Socio-economics: Without BRAC, communities will experience adverse economic impact from force reductions and shrinking installation populations. By contrast, BRAC-impacted communities have benefited from leveraging DoD planning grants and technical assistance, as well as special authorities for property transfer. For example, an Economic Development Conveyance at Fort Monmouth, N.J., resulted in the construction of a 275,000-square foot facility to expand capacity of CommVault, a software data storage firm. This is the first of several planned expansions by CommVault, with the potential to create over 1,500 jobs and put property back onto the tax-rolls.

Vision for the future…

Although we do not know what missions our Nation will ask of the Army in the future, we know that to remain 'cost-effective' we must carefully manage limited resources to ensure facility utilization to the fullest potential. Sustainably operating our installations enables us to properly organize, equip, train and deploy Soldiers. Sustainability is necessary both in an operational and installation environment. It ensures future operational flexibility by giving the Army of tomorrow the same access to energy, water, land and natural resources as today's Army.

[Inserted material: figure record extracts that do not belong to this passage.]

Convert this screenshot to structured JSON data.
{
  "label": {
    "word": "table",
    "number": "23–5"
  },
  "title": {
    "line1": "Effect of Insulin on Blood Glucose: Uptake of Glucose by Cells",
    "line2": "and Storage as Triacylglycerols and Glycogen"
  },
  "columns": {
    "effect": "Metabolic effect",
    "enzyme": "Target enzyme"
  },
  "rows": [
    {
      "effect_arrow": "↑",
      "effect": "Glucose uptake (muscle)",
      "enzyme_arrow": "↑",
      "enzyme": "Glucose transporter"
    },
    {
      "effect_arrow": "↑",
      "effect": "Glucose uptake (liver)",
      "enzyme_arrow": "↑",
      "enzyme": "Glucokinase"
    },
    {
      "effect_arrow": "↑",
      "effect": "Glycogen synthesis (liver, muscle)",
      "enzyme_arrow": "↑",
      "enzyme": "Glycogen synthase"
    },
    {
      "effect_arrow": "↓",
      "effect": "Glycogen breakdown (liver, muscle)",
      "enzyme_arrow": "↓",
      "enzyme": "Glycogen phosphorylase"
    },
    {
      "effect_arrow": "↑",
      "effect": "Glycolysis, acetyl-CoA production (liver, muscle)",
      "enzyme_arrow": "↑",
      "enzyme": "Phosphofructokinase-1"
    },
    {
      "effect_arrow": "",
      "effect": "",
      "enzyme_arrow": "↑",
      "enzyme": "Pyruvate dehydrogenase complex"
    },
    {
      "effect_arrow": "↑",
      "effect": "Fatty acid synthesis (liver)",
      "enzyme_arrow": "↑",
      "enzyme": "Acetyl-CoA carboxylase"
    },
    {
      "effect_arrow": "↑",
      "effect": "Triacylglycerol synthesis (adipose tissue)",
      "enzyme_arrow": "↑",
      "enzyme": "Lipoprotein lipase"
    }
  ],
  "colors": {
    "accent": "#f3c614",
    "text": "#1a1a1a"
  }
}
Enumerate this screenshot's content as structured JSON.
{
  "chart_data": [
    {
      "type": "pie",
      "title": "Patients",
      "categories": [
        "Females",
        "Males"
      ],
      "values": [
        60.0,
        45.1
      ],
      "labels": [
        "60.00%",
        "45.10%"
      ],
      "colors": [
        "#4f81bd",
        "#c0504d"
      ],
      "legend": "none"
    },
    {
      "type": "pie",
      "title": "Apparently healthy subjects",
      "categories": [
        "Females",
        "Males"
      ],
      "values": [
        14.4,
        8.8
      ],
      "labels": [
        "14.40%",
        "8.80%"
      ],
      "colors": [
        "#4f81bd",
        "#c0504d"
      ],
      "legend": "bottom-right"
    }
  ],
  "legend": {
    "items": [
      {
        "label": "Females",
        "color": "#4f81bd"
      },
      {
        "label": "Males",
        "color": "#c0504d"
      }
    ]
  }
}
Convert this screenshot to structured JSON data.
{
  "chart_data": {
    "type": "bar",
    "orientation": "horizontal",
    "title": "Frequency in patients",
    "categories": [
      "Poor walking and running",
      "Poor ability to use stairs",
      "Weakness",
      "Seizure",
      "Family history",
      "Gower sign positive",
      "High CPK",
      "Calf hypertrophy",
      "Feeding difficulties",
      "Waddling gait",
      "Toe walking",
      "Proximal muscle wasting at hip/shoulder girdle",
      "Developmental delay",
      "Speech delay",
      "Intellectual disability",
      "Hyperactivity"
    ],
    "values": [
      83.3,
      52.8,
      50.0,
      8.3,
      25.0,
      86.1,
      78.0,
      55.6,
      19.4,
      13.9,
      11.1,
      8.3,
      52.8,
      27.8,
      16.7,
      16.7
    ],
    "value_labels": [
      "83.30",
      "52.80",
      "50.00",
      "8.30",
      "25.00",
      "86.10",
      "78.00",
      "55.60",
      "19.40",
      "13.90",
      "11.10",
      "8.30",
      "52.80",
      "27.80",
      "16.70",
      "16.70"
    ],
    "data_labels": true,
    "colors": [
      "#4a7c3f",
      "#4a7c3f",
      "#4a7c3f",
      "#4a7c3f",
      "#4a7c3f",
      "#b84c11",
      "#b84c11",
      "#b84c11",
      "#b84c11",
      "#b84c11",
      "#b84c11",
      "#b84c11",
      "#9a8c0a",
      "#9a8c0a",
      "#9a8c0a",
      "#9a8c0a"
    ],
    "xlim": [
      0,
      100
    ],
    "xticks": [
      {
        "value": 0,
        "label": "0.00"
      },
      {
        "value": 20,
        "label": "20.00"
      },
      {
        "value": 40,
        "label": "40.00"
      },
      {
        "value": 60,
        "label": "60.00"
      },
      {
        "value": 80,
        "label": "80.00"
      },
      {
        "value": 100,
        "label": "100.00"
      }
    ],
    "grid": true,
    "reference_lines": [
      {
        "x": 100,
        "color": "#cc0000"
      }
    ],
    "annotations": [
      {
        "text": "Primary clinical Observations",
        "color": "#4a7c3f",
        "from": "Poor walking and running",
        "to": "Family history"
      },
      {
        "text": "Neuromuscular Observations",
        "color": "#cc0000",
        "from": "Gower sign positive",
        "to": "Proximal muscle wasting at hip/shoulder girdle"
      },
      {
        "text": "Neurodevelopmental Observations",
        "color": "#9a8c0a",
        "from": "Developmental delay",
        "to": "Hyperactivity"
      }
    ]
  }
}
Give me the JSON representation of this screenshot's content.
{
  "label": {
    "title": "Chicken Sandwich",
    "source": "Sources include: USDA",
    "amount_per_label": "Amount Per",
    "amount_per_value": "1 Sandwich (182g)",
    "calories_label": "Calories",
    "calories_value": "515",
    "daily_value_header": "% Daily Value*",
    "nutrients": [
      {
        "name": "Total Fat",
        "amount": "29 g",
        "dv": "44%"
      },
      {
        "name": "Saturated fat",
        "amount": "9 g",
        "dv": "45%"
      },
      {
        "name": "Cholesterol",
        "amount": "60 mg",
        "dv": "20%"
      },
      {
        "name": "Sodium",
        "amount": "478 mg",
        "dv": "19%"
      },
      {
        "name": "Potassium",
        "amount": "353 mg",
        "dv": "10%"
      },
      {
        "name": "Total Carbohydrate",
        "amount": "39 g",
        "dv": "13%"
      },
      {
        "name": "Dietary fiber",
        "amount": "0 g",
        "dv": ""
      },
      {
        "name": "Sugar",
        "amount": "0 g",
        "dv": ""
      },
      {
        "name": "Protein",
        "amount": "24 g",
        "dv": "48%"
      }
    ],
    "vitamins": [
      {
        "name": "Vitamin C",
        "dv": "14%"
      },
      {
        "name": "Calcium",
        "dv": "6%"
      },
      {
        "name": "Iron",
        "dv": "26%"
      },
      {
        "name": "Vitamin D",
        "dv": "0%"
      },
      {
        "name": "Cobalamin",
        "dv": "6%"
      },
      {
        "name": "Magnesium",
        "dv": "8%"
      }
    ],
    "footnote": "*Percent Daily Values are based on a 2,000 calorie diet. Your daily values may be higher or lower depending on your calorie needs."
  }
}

A future BRAC allows the Army to dispose of excess infrastructure. Without a future round of BRAC, the Army will be constrained in closing or realigning any 4

installation to reduce overhead. The longer we wait, the worse the problem gets. The "empty space" tax on Soldiers will result in cuts to capabilities elsewhere in the budget. Delays in efforts to identify inefficiencies and eliminate unused facilities divert scarce resources away from training, readiness and Family programs.

BRAC is a proven tool that is already saving the Army $2 billion a year. It is necessary to keep our Army balanced and operationally effective. The alternative is an Army that is out of balance and "hollow," which puts the lives of Soldiers at risk in the future.